# NEED HELP FINDING TRANSMISSION DIPSTICK !!!!!



## curiousgeorge1974 (Feb 28, 2009)

I know this is going to sound absurd but I cannot find the dipstick for the transmission and I want to check the level. Anybody?


----------



## Jxander (Aug 5, 2008)

*Re: NEED HELP FINDING TRANSMISSION DIPSTICK !!!!! (curiousgeorge1974)*

I'm new to Touregs but I'm pretty sure you have a transmission with lifetime fluid and NO dipstick for checking level. Checking transmission fill can only be accomplished with car level, transmission at designated temp, and from underneath via a fill/level plug. Not simple without a lift, but it could be done.


----------



## TREGinginCO (Jan 4, 2004)

*Re: NEED HELP FINDING TRANSMISSION DIPSTICK !!!!! (Jxander)*

There is no dipstick. As stated in the previous post the transmission has a lifetime fill in it.


----------



## treg4574 (Apr 14, 2004)

*Re: NEED HELP FINDING TRANSMISSION DIPSTICK !!!!! (curiousgeorge1974)*

There is not a dipstick. With the transmission fluid at about 100 degrees Fahrenheit, you open the top fluid access hole. The fluid should be even with the bottom of the fill hole at that temperature. 
It is a pain since it has to be done from under the vehicle, in a hard to access spot, and at a certain fluid temperature.
I would just look under for leaks.

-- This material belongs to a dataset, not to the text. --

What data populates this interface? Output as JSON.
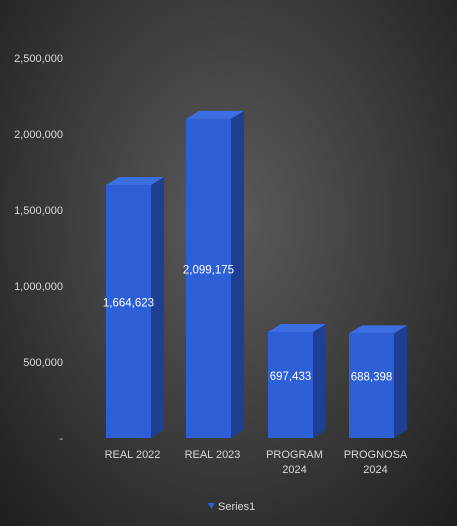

If you don't see any evidence of leaks, assume the fluid level is correct.
And the real question is Lifetime Transmission Fluid defined as the life of the vehicle or the life of the VW warranty? 



_Modified by treg4574 at 1:43 AM 3-1-2009_


----------



## Ike 3.2 (Aug 1, 2007)

Who you callin' dipstick?


----------



## vr6vwpride (Apr 15, 2008)

*Re: (Ike 3.2)*

jimmy!!!!!!!!!!!!!!!


----------



## VegasMatt (Aug 30, 2006)

*Re: (vr6vwpride)*


_Quote, originally posted by *vr6vwpride* »_jimmy!!!!!!!!!!!!!!!










Just what I was thinking: http://www.youtube.com/watch?v=Mj5ms9PJDNY








Matt


----------



## oooodriver (Aug 19, 2005)

*Re: (VegasMatt)*

my train of thought for vw trannys is, if its not leakin it must be full.


----------